Hiroshima after the Atomic Bomb Attack
Hiroshima dopo l'attacco con la bomba atomica Imperial War Museums (CC BY-NC-SA)

Le principali conseguenze della Seconda Guerra Mondiale furono:

  • Le aggressive dittature dell’Asse Germania, Italia e Giappone furono sconfitte
  • 60 milioni di morti
  • L'Olocausto, che causò la morte di 6 milioni di ebrei europei
  • Milioni di feriti, senzatetto e sfollati
  • L’Europa venne divisa in Europa occidentale democratica ed Europa orientale comunista
  • La Germania fu divisa in due Stati distinti, e Berlino in zone controllate da diverse potenze
  • Il Giappone fu occupato dalle forze statunitensi
  • Gran Bretagna, Francia e altri Stati europei persero il controllo sui loro imperi coloniali
  • Gli Stati Uniti e l’Unione Sovietica emersero come superpotenze capaci di dominare la politica globale
  • Gli USA e l’URSS nutrivano sospetto reciproco, portando allo sviluppo della Guerra Fredda
  • L’uso della bomba atomica sul Giappone diffuse il timore di una futura guerra nucleare
  • Gli Stati dell’Europa occidentale si impegnarono a stringere legami economici, e poi politici, in modo da prevenire un'altra guerra
  • Emersero il desiderio e la necessità di creare norme giuridiche internazionali, ad esempio in merito ai crimini di guerra e genocidi, e strumenti per risolvere pacificamente le dispute territoriali
  • Nacque l’intento di promuovere la cooperazione globale in ambiti come il commercio, la salute e l'educazione, attraverso la creazione delle Nazioni Unite
  • Vi furono cambiamenti sociali nelle abitudini alimentari, nella moda, e un aumento dei diritti e delle opportunità per le donne
  • Si diffusero innovazioni tecnologiche, come il motore a reazione, il radar e i primi computer general-purpose

Morte & Distruzione

Secondo l'Imperial War Museum, la Seconda Guerra Mondiale provocò circa 60 milioni di morti, contro gli 11 milioni della Prima Guerra Mondiale (1914 - 18). I numeri esatti non saranno mai conosciuti, tanto fu l'entità della carneficina, che coinvolse ben 56 nazioni. L'Olocausto causò la morte di circa 6 milioni di ebrei, nei campi di sterminio come Auschwitz, nei campi di lavoro forzato e tramite le azioni delle squadre mobili di sterminio Einsatzgruppen. Altri gruppi specifici presi di mira nei territori controllati dalla Germania nazista includevano i Rom, i Testimoni di Geova e i Comunisti, solo per citarne tre di una lista molto più lunga.

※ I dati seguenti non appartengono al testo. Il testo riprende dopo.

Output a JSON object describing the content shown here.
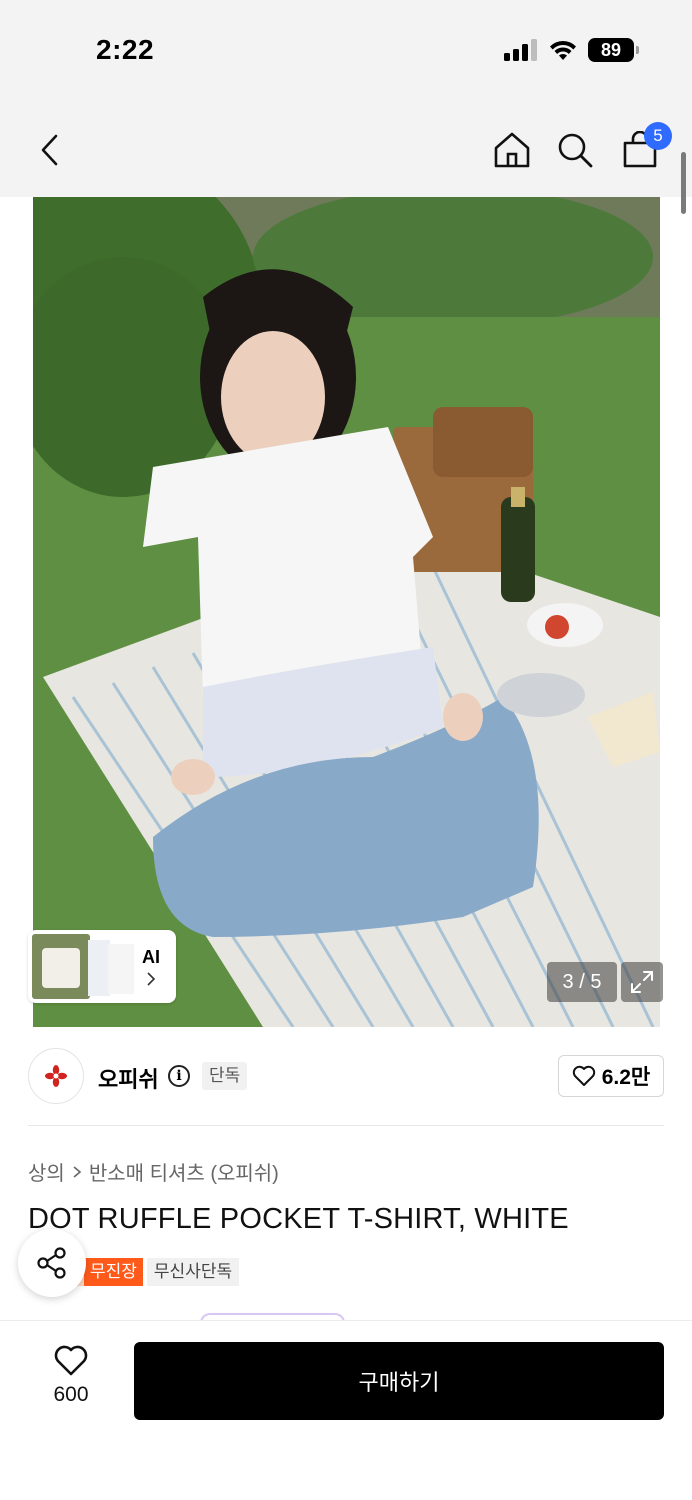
{
  "status_bar": {
    "time": "2:22",
    "battery": "89"
  },
  "nav": {
    "cart_count": "5"
  },
  "gallery": {
    "counter": "3 / 5",
    "ai_label": "AI"
  },
  "brand": {
    "name": "오피쉬",
    "info_symbol": "i",
    "tag": "단독",
    "likes": "6.2만"
  },
  "breadcrumb": {
    "category": "상의",
    "subcategory": "반소매 티셔츠 (오피쉬)"
  },
  "product": {
    "title": "DOT RUFFLE POCKET T-SHIRT, WHITE"
  },
  "tags": [
    {
      "label": "무진장",
      "color": "#ff5a1a"
    },
    {
      "label": "무신사단독"
    }
  ],
  "bottom_bar": {
    "wish_count": "600",
    "buy_label": "구매하기"
  },
  "colors": {
    "accent_blue": "#2f6bff",
    "buy_button": "#000000",
    "tag_orange": "#ff5a1a"
  }
}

I civili rappresentarono forse la metà dei circa 60 milioni di morti. Molti di loro morirono nelle proprie case a causa dei bombardamenti indiscriminati condotti da tutte le nazioni in conflitto. Il numero di uomini che perse la vita supera di gran lunga quello delle donne, e ciò alterò in modo drammatico il rapporto tra i sessi in alcune popolazioni, con conseguenze, seppur relativamente di breve durata, anche sui tassi di natalità.

Attacking Omaha Beach
Attacco a Omaha Beach Robert F. Sargent (Public Domain)

Le cifre relative ai feriti e ai mutilati sono ancora più difficili da determinare. Vi furono inoltre diverse tipologie di vittime, poiché molti di coloro che avevano partecipato o assistito ai combattimenti, ai bombardamenti e alle atrocità faticarono a superare il trauma psicologico di tali esperienze. Infatti, per numerosi soldati, reintegrarsi nella società si rivelò tutt'altro che semplice.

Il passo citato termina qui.